In the wake of the recent upheavals in the financial sector, president Bush has come to the rescue. He and his economic advisors have come up with a Legislative Proposal for Treasury Authority to Purchase Mortgage-Related Assets. Not willing to rely on the media's descriptions of it, I read the complete text of the actual proposal myself. It strikes me as a unidimensional, monolithic solution to a complex, multidimensional problem.

It's clear to me how this proposal would artificially inflate the valuations of mortgage-backed securities that otherwise lack a foundation of intrinsic value. I can see how this would benefit institutions and investors who own these securities. However, I fail to understand how the proposal rescues the two remaining members of the investment banking oligopoly or how it helps distressed homeowners who purchased homes they could not afford.

This Progressive is no economist but I do grasp economic concepts well enough to understand explanations about the economy. So I invite you to post comments to help me out. Please explain to me how bailing out AIG prevents the collapse of our financial system. I've heard a lot of economists claim that the bankruptcy of AIG would have led to the downfall of the financial system but none of them says why or how.

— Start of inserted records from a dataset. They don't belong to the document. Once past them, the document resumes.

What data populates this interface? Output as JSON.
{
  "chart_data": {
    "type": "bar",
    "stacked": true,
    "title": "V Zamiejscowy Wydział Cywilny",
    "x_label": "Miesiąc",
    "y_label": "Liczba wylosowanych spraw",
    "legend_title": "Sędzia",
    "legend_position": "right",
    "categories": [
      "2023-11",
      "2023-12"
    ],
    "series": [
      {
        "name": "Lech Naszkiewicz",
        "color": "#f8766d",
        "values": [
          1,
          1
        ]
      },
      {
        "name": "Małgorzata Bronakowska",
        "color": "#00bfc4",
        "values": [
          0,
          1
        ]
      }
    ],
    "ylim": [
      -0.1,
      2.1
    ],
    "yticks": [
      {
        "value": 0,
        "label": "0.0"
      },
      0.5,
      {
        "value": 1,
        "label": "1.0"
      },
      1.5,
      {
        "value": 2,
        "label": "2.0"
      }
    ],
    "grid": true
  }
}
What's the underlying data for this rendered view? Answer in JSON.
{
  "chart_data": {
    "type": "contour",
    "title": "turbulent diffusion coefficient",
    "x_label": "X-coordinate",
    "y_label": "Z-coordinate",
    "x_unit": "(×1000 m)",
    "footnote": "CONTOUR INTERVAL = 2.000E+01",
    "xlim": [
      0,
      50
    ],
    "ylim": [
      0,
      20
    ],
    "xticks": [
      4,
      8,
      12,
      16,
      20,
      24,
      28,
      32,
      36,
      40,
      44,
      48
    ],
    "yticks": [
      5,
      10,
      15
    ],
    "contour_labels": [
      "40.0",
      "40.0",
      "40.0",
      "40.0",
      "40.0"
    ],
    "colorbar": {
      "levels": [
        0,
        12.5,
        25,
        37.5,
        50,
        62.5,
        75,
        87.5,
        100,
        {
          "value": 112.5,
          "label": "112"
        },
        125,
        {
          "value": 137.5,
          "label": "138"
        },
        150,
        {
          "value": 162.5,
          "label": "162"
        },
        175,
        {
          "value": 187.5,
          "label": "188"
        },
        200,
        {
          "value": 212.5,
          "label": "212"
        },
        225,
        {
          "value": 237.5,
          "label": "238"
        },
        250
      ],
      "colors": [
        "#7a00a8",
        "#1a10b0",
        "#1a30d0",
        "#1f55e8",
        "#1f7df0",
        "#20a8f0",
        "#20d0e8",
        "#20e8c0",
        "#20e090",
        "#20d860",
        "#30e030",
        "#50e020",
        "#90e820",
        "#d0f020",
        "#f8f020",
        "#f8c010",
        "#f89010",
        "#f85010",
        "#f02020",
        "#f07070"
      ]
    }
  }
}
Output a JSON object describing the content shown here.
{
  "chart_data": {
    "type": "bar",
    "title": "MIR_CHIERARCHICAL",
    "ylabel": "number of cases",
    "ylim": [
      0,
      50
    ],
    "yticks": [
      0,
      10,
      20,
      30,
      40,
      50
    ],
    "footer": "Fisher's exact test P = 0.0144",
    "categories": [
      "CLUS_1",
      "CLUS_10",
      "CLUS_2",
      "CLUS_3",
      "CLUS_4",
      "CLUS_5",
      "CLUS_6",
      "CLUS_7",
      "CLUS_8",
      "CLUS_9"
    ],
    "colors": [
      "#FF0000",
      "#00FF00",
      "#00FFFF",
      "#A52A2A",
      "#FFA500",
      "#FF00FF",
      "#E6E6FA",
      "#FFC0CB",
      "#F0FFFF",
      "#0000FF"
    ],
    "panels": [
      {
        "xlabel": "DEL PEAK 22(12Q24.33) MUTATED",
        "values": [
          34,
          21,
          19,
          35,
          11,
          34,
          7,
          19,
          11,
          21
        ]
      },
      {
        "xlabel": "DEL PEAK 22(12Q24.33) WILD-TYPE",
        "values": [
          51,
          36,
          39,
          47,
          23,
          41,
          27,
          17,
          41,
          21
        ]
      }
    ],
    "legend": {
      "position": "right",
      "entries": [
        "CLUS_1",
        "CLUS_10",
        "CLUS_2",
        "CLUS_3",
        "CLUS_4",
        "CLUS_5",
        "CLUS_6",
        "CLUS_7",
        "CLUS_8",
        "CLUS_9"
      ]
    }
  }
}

Bush's proposal permits the purchase of mortgage-related assets only from financial institutions. I understand how this benefits the fat cats on Wall Street who manage firms like AIG that irresponsibly speculated on such securities and how it pays off individual speculators who can now divest their REITs which would otherwise be worthless. But can you explain to me how it alleviates the pain felt by homeowners who irresponsibly obligated themselves to trust deeds that they knew they couldn't possibly afford to pay off when their interest rates reset?

It seems to me that the proposal does nothing for those responsible homeowners who only purchased a home when they knew they could afford to service the loan rather than betting on perpetual appreciation. It does nothing for those renters who recognize that they cannot afford to purchase their own home with an ARM and a leg. It does nothing for middle-class Americans who diversified their retirement accounts rather than investing them purely in REITs, even though they paid substantial returns early in this century. And it does nothing for the small businesses on Main Street that responsibly plow their retained earnings back into assets that they use in operations rather than in risky securities.

When I pull back and take a broad look at this proposal, I simply don't understand the positive macroeconomic impact it would have. I can see an elite cohort that will make out from it but I only see the proposal wreaking further damage on the economy at large. Somehow I can't see how piling an additional $700-billion onto our national debt will rescue us from economic collapse.